Federated Morphometry Feature Selection for Hippocampal Morphometry Associated Beta-Amyloid and Tau Pathology

• Published in: Frontiers in neuroscience Vol. 15; p. 762458
• Main Authors: Wu, Jianfeng, Dong, Qunxi, Zhang, Jie, Su, Yi, Wu, Teresa, Caselli, Richard J., Reiman, Eric M., Ye, Jieping, Lepore, Natasha, Chen, Kewei, Thompson, Paul M., Wang, Yalin
• Format: Journal Article
• Language: English
• Published: Switzerland Frontiers Research Foundation 25.11.2021; Frontiers Media S.A
• Subjects: Alzheimer's disease; amyloid-β (Aβ)/tau; Atrophy; Biomarkers; Brain research; Cognitive ability; Datasets; Dementia; Feature selection; federated learning; hippocampal morphometry; Hippocampus; Image processing; Magnetic resonance imaging; magnetic resonance imaging (MRI); Medical imaging; Morphometry; Neurodegeneration; Neurodegenerative diseases; Neuroimaging; Neuroscience; Pathology; Positron emission tomography; Senile plaques; Subiculum; Survival analysis; Tau protein; β-Amyloid; hippocampal morphometry; magnetic resonance imaging (MRI); Alzheimer’s disease; amyloid-β (Aβ)/tau; federated learning
• ISSN: 1662-453X; 1662-4548; 1662-453X
• DOI: 10.3389/fnins.2021.762458

Amyloid-β (Aβ) plaques and tau protein tangles in the brain are now widely recognized as the defining hallmarks of Alzheimer’s disease (AD), followed by structural atrophy detectable on brain magnetic resonance imaging (MRI) scans.
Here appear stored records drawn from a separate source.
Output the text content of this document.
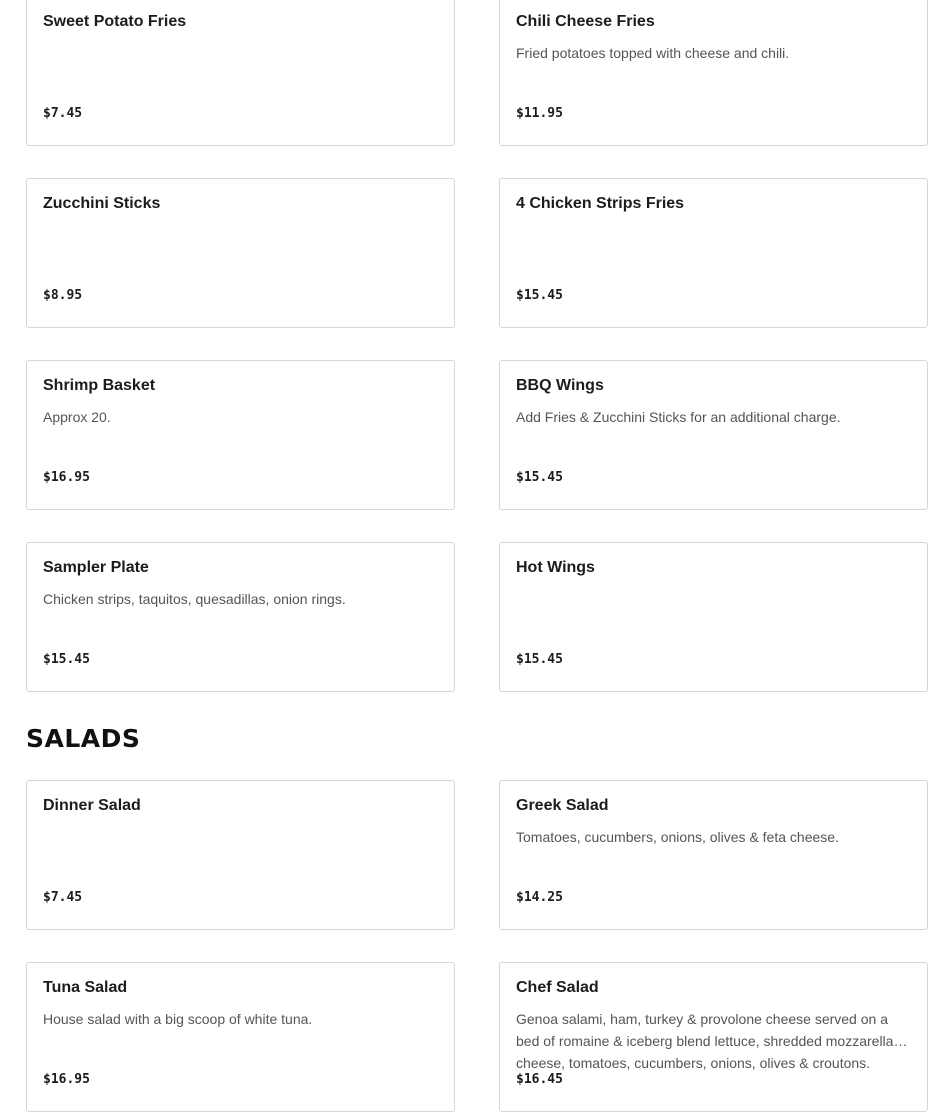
Sweet Potato Fries
$7.45
Chili Cheese Fries
Fried potatoes topped with cheese and chili.
$11.95
Zucchini Sticks
$8.95
4 Chicken Strips Fries
$15.45
Shrimp Basket
Approx 20.
$16.95
BBQ Wings
Add Fries & Zucchini Sticks for an additional charge.
$15.45
Sampler Plate
Chicken strips, taquitos, quesadillas, onion rings.
$15.45
Hot Wings
$15.45
SALADS
Dinner Salad
$7.45
Greek Salad
Tomatoes, cucumbers, onions, olives & feta cheese.
$14.25
Tuna Salad
House salad with a big scoop of white tuna.
$16.95
Chef Salad
Genoa salami, ham, turkey & provolone cheese served on a bed of romaine & iceberg blend lettuce, shredded mozzarella cheese, tomatoes, cucumbers, onions, olives & croutons.
$16.45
One of the particular neurodegenerative regions is the hippocampus to which the influence of Aβ/tau on has been one of the research focuses in the AD pathophysiological progress. This work proposes a novel framework, Federated Morphometry Feature Selection (FMFS) model, to examine subtle aspects of hippocampal morphometry that are associated with Aβ/tau burden in the brain, measured using positron emission tomography (PET). FMFS is comprised of hippocampal surface-based feature calculation, patch-based feature selection, federated group LASSO regression, federated screening rule-based stability selection, and region of interest (ROI) identification. FMFS was tested on two Alzheimer’s Disease Neuroimaging Initiative (ADNI) cohorts to understand hippocampal alterations that relate to Aβ/tau depositions. Each cohort included pairs of MRI and PET for AD, mild cognitive impairment (MCI), and cognitively unimpaired (CU) subjects. Experimental results demonstrated that FMFS achieves an 89× speedup compared to other published state-of-the-art methods under five independent hypothetical institutions. In addition, the subiculum and cornu ammonis 1 (CA1 subfield) were identified as hippocampal subregions where atrophy is strongly associated with abnormal Aβ/tau. As potential biomarkers for Aβ/tau pathology, the features from the identified ROIs had greater power for predicting cognitive assessment and for survival analysis than five other imaging biomarkers. All the results indicate that FMFS is an efficient and effective tool to reveal associations between Aβ/tau burden and hippocampal morphometry.